Türkiye’nin “nükleer
sevdası” yarım yüzyıldan fazladır devam eden bir hikâye. Hükümetin yakın
gelecekteki (2023) hedefi üç nükleer santral. İstanbul Küçükçekmece’de bulunan
eğitim amaçlı 5 megavat gücündeki reaktör dışında Türkiye’nin kurulu bir
nükleer santrali yok. Mersin’de kurulması planlanan santral için ihale yapıldı.
Sinop’ta ikincinin yapılması için görüşmeler devam ediyor. Üçüncü santralin
yeri konusunda ise söylentiler şimdiden ortalıkta dolaşıyor. Nükleer karşıtı
sivil toplum örgütleri ise var güçleriyle eylemlerine devam ediyor. Bu tartışmalar
süredursun, Ege denizine kıyısı bulunan İzmir’de çok önemli bir olay yaşandı.
Bir nükleer santralimiz olmamasına rağmen, şimdiden radyoaktif madde bulaşmış
bir çöplüğümüz oldu. İzmir’de 70 yıldan uzun süredir kurşun üreten bir fabrikanın
70 dönümlük arazisine binlerce ton radyoaktif madde (Europium 152 - Europium
154) bulaşmış zehirli atığı gömdüğü tespit edildi. Üstelik tüm yetkili kurumların
da durumdan haberdar olduğu ortaya çıktı.
İzmir Gaziemir’de, tam
adı Aslan Avcı Döküm Sanayi ve Tic. A.Ş. olan kurşun fabrikası 1940’lı yıllarda
kuruldu. Fabrika kurulduğu günden beri külçe kurşun üretti. Bunun için de
ömrünü tamamlamış akü ve hurda kurşun kullanıldı. Kurşun fabrikasının 70
dönümden fazla arazisi var. Dışarıdan bakıldığında, arazinin çoğu boş
görünüyor. Ancak üzerinde neredeyse tek bir ot dahi yok. Bir bölümünde ise
bugün kaderine terkedilmiş, üretim için kullanılan makinalar, araçlar, depolar,
asit havuzları, araçlar var.
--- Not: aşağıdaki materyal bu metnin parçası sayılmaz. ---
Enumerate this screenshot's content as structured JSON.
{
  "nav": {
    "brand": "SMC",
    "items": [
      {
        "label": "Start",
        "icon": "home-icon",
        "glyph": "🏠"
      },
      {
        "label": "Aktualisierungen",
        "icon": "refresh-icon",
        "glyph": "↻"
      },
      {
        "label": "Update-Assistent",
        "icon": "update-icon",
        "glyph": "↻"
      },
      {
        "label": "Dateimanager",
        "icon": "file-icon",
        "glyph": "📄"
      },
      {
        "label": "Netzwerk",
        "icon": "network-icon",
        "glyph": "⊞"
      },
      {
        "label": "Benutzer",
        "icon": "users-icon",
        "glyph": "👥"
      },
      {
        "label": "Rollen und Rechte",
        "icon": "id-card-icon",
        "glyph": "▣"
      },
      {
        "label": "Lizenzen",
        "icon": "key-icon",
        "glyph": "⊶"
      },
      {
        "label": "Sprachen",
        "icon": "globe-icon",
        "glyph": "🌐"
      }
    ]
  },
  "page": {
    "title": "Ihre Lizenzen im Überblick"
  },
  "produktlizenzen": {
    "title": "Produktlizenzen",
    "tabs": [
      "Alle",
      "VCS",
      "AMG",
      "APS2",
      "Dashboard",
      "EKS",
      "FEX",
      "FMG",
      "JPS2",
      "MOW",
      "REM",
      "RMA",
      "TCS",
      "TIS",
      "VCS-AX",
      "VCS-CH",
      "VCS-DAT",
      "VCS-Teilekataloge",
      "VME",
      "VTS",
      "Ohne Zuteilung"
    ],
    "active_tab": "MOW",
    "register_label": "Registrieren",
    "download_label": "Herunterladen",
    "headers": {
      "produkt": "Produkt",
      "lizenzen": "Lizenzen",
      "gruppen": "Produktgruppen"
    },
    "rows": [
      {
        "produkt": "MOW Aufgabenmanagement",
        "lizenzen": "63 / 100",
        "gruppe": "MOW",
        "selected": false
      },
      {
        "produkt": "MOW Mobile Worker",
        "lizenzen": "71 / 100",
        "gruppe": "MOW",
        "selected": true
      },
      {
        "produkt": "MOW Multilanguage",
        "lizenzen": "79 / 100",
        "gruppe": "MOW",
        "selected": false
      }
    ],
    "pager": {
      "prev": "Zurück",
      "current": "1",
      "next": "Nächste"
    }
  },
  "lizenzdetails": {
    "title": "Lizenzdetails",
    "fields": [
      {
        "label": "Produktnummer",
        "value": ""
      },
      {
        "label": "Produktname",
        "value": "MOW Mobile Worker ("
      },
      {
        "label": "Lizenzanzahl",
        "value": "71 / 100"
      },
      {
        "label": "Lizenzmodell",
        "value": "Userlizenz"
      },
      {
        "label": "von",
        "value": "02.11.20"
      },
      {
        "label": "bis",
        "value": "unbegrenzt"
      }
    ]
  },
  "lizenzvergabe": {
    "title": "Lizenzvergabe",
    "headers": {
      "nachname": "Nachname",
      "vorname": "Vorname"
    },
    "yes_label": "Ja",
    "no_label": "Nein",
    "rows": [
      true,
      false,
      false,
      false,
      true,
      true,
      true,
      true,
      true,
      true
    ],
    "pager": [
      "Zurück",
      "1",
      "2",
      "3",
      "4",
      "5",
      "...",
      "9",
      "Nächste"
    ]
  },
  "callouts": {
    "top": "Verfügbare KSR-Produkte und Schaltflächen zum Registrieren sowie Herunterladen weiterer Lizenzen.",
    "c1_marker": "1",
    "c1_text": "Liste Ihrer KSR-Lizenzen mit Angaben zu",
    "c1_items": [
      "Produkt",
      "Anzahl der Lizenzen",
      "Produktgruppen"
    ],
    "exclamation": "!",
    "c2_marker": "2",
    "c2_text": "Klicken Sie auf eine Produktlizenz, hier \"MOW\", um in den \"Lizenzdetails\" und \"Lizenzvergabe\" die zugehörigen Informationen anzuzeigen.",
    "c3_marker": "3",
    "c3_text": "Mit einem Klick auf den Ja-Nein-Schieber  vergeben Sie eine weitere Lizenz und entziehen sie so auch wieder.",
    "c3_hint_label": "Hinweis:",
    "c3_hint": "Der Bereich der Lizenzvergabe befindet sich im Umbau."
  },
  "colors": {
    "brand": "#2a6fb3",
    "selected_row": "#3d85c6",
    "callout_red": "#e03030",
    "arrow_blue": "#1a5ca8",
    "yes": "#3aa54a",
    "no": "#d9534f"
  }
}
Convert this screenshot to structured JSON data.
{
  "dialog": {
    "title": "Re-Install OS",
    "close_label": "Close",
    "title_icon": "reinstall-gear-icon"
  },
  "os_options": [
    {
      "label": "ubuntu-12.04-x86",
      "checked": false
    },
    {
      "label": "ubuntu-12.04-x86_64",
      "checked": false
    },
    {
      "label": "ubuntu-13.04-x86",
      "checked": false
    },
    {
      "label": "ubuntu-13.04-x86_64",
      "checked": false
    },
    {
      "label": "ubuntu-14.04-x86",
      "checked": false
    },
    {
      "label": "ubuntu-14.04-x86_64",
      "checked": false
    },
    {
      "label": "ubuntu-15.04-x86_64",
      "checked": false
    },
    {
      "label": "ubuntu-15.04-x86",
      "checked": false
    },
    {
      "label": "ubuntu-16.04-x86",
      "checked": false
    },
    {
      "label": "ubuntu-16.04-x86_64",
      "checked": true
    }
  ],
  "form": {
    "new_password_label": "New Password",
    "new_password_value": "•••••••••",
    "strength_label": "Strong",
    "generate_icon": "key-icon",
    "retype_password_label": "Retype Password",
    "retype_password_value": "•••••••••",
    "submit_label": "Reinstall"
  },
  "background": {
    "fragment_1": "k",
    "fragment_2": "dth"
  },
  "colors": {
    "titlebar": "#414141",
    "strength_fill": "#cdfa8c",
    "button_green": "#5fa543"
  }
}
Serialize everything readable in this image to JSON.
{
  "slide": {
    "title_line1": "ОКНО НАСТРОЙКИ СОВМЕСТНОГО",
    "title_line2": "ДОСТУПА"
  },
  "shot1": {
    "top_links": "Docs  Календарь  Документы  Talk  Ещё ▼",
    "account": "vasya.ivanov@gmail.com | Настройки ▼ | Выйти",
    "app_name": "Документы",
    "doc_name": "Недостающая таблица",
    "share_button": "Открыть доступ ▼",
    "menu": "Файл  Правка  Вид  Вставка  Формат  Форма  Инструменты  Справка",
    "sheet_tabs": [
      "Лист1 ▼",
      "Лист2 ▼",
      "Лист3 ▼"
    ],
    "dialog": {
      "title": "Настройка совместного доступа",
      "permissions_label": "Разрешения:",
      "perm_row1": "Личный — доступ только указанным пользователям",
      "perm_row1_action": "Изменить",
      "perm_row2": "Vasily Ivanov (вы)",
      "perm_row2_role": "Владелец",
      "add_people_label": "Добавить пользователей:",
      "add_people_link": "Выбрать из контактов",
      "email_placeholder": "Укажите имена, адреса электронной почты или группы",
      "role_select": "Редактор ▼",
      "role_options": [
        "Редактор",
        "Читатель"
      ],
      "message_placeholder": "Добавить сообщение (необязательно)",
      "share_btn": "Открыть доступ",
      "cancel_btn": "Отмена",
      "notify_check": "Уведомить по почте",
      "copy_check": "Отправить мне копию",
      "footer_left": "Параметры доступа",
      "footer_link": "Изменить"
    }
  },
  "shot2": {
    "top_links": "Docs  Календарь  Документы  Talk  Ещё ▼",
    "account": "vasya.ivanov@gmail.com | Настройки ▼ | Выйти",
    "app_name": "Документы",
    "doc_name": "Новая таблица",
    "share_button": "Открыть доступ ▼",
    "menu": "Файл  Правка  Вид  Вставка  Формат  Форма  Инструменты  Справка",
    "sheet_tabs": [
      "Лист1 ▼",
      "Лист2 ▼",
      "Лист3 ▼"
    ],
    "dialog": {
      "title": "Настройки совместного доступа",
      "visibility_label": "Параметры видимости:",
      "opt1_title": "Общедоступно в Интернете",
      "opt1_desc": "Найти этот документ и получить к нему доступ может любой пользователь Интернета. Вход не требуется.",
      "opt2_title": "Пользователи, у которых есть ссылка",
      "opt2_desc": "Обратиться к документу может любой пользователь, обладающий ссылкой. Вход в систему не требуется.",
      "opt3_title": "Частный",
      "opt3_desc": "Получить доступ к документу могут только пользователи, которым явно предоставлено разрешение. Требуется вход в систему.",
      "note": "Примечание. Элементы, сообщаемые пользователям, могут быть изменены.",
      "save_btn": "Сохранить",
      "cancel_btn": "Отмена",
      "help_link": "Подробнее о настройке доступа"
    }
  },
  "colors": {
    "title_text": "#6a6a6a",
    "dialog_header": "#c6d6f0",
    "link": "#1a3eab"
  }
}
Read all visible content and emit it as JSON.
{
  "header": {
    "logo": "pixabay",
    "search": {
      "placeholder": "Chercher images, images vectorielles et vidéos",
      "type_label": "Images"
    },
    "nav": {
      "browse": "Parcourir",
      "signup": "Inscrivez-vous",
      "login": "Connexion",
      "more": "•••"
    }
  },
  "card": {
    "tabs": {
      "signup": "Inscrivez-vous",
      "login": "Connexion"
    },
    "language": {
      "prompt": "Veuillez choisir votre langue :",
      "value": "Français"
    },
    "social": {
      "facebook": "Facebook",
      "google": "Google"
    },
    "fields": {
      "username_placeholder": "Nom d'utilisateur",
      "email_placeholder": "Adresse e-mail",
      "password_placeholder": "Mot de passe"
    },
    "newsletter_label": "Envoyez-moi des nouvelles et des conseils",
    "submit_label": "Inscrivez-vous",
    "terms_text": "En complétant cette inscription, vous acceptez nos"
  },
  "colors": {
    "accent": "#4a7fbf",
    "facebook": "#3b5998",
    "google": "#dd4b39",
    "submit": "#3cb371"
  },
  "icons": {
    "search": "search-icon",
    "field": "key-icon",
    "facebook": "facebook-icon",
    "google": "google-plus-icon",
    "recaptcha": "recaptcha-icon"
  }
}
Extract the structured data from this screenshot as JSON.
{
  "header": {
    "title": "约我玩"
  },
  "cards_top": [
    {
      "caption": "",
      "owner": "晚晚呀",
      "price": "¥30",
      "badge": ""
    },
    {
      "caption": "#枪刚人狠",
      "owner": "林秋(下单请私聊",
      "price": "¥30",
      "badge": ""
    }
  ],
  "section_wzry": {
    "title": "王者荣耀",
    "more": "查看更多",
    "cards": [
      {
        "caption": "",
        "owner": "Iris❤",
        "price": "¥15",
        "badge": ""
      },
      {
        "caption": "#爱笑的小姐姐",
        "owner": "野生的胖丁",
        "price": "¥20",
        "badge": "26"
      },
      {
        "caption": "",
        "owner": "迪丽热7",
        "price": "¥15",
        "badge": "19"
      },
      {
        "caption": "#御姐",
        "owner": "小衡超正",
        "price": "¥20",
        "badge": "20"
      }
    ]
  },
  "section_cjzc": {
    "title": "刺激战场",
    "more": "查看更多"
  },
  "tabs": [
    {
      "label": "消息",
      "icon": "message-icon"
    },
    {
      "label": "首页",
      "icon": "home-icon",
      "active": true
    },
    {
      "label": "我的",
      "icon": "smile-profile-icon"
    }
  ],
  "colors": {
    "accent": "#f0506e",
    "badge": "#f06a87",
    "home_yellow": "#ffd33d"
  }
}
Fabrika 2010’da üretimi durdurdu. Dış kapıdaki
güvenlik görevlisinin dışında fabrikada kimse yok. Aslan Avcı kurşun fabrikası
hakkında kurumların düzenlediği raporlara bakıldığında, neden terkedildiğini
anlamak zor değil. Belgelere göre, fabrikadaki sadece “görünen” tehlikeli atıkları
bertaraf etmenin bedeli en az 27 milyon lira.
2007’de gömülü radyasyon tespit edildi
Fabrika zehirli atıklarının
çoğunu gömmesine rağmen, bir kısmını da 16 Nisan 2007’de tek zehirli atık
bertaraf tesisi olan İZAYDAŞ’a gönderdi. İZAYDAŞ bazı atıklarda radyasyon
tespit etti; fakat, atıkları kabul etmedi ve hemen durumu Türkiye’nin nükleer
konusunda tek yetkili mercii Türkiye Atom Enerjisi Kurumu’na (TAEK) bildirdi.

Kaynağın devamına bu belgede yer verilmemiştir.